The Shining – Iconic
I hate to be so cliche when it comes to “The Shining” but since I like it not only as a horror film, but as a film in general, it’s hard not to call it iconic. It’s the first film in the pseudo-slasher genre that was taken seriously by not only horror fans, but film historians and pundits. I mean Stanley Kubrick directed it for goodness sake! One of the most important directors in the past 75 years chose to follow up his epic “Barry Lyndon” with a Stephen King adaptation.
While I’m too young to have gotten the chance to experience this film in the theater during it’s initial theatrical run, luckily “The Shining” was being screened during one of Cinemark Classic Series months. Myself, and two friends, got the chance to experience the way all film should be witnessed; on the big screen. While I don’t fully agree with complete restoration when it comes to old films (I still like to see the cracks and film burns when I’m watching something that was actually shot on film as opposed to digital) the job they did on “The Shining” to clean it up and and preserve it was well done and didn’t take away from it being scary or it’s overall tone. Another cool thing that I noticed was the night we watched the film, October 30th, was the same day in which The Overlook Hotel closes for the Winter in the film. Eerie and awesome.
As a refresher, “The Shining” is based on the 1977 novel by Stephen King about a possessed hotel, The Overlook, and the Torrance family, who become it’s latest victims. I highlight based because when “The Shining” was released it did not receive a seal of approval from King himself, who dismissed it and still holds it as one of his least favorite adaptions of his works, and there are many changes from the book to the film. The film features Jack Nicholson in the starring role as Jack Torrance, and former school teacher with a violent past who struggled with alcoholism. Looking to get away and start a new writing project, Jack accepts the caretaker’s job at the Overlook Hotel deep in the heart of the Rocky Mountains. With his wife and son in tow, the descent into madness begins.
Straying from King’s novel, Kubrick creates an original take that I think works very well. The film becomes less about the supernatural and more about the breakdown of the psyche when isolated and away from society. While the film does keep important elements, such as Danny’s ability to “shine” and the horrors in an infamous hotel room (Room 237 in the film, and 217 in the novel), the ending and what role Jack plays in the hotel’s lurid history is a little more vague.
Kubrick, who was known for his introspective films about the human condition and what drives man to his actions, creates a Jack Torrance who always looked like he was about to break from the very beginning.

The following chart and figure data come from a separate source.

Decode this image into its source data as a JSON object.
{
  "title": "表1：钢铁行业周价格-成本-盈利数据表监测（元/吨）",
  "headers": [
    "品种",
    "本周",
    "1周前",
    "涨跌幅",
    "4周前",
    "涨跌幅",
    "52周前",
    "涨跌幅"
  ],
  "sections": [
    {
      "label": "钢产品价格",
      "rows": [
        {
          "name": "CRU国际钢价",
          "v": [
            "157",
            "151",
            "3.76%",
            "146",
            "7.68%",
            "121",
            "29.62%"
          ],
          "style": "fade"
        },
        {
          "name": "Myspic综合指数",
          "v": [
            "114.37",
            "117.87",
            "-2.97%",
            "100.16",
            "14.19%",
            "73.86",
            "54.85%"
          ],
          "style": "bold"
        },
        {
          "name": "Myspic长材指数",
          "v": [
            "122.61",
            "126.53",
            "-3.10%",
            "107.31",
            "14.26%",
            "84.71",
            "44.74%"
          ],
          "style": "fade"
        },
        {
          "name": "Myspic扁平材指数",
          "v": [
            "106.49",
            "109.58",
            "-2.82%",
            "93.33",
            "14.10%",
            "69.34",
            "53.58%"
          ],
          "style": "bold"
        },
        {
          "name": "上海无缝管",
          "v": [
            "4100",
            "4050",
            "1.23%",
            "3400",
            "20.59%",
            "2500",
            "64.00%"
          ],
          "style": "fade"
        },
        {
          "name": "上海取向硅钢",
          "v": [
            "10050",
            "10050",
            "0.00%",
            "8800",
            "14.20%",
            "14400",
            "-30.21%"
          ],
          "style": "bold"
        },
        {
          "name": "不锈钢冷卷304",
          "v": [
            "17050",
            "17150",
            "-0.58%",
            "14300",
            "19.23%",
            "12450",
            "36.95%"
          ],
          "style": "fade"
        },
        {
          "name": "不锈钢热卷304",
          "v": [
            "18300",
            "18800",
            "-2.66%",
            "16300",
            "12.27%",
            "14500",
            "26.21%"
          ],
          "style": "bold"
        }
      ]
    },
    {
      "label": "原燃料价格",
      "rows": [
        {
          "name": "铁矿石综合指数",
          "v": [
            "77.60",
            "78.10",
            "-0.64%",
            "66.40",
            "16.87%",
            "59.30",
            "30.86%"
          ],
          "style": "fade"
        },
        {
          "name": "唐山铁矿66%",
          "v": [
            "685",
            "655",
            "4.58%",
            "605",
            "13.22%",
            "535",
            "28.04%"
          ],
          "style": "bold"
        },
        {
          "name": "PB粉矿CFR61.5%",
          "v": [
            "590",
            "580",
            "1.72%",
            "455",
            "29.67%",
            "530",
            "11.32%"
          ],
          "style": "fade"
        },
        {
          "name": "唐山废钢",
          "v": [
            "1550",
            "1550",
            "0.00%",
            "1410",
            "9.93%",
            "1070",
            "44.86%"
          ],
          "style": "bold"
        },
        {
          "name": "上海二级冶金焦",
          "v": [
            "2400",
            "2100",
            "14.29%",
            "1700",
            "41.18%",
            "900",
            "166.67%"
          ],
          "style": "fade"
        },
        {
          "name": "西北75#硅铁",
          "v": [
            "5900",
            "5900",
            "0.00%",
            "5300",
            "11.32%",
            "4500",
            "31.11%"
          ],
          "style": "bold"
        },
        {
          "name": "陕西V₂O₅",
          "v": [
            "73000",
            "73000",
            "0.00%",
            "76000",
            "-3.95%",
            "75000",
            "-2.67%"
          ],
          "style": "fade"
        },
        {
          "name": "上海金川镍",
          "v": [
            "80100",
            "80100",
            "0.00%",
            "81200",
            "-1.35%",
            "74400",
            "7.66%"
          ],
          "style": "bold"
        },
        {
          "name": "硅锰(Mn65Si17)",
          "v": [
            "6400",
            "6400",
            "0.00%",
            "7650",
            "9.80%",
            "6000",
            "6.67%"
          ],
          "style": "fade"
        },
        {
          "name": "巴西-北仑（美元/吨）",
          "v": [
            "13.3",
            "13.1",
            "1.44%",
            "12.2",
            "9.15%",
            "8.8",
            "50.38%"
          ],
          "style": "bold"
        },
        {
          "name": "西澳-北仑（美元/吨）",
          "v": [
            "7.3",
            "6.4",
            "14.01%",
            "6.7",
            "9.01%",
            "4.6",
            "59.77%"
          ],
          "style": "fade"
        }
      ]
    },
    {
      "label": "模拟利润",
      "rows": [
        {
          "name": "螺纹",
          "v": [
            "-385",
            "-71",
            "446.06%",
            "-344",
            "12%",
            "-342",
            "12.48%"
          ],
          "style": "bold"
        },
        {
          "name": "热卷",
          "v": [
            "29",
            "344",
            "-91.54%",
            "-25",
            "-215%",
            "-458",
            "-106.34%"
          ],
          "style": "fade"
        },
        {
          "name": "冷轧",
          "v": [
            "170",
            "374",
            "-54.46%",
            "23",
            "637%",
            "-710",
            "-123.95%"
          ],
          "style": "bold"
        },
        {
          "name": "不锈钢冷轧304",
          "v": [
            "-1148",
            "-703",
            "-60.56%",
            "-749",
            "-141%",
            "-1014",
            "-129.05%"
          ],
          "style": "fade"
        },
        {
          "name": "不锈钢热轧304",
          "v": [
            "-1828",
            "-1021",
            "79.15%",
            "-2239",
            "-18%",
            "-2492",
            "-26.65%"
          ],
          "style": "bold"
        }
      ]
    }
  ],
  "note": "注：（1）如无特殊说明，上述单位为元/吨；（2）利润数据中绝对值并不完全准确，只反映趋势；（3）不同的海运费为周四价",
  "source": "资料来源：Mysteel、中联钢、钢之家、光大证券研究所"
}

While the novel portrayed Jack as a sympathetic character come the end of the story where he saves his family from the ghosts of the Overlook, there is no redemption in Nicholson’s take on the patriarch of the Torrance family. Can you chalk that up to Nicholson’s look? Maybe. He always looks manic so you knew his take on Mr. Torrance was going to be manic and unhinged.
Two other things I took away from this viewing of the showing was something good, and something not so good. The good; The score. Holy crap, but this score is relentless and puts you on edge nearly the entire film. It’s a driving score that is the heartbeat of the horrors to come. Listening to it in surround sounds simply puts shivers down your spine. The bad? I’m sorry, but for the most part, the acting is pretty lackluster. Sure, it was 1980, and it’s a horror film, but goodness, Shelley Duvall and Scatman Crothers put forth some Razzie-worthy performances. On the other hand, while Nicholson’s performance is over the top, it’s still haunting as a man who is succumbing to his own demons as well as the ghosts in the hotel.
As iconic as “The Shining” is, there are still problems with the film. People have pointed out spacial issues with the hotel that make no sense, the fact that the Torrances had a lot of luggage to put into a small sedan, and other assorted things that simply didn’t add up, but I think the reason why a lot of people overlook those irregularities was the fact that Stanley Kubrick was directing, and no one argues with Kubrick. There’s also the fact that this was a horror film and perhaps Kubrick was pointing out the silliness of horror films and the inconsistencies that all films of the genre possess. Maybe that’s reaching a little bit, but I wouldn’t put it past Kubrick to create a parody of the horror genre before the horror genre had become a parody of itself.
Overall, “The Shining” stands the test of time, and aside from the silly clothes that most of the characters wear, the film is pretty timeless. It takes a classic haunted house film, adds the creepiness of King, and incorporates the psychology of Kubrick, a combination that adds up to a horror film that is a cut above the rest.
Fun Fact: Do you think you know what Kubrick was “really” trying to say in “The Shining?” Check out “Room 237,” a documentary about the “true” meanings behind “The Shining.”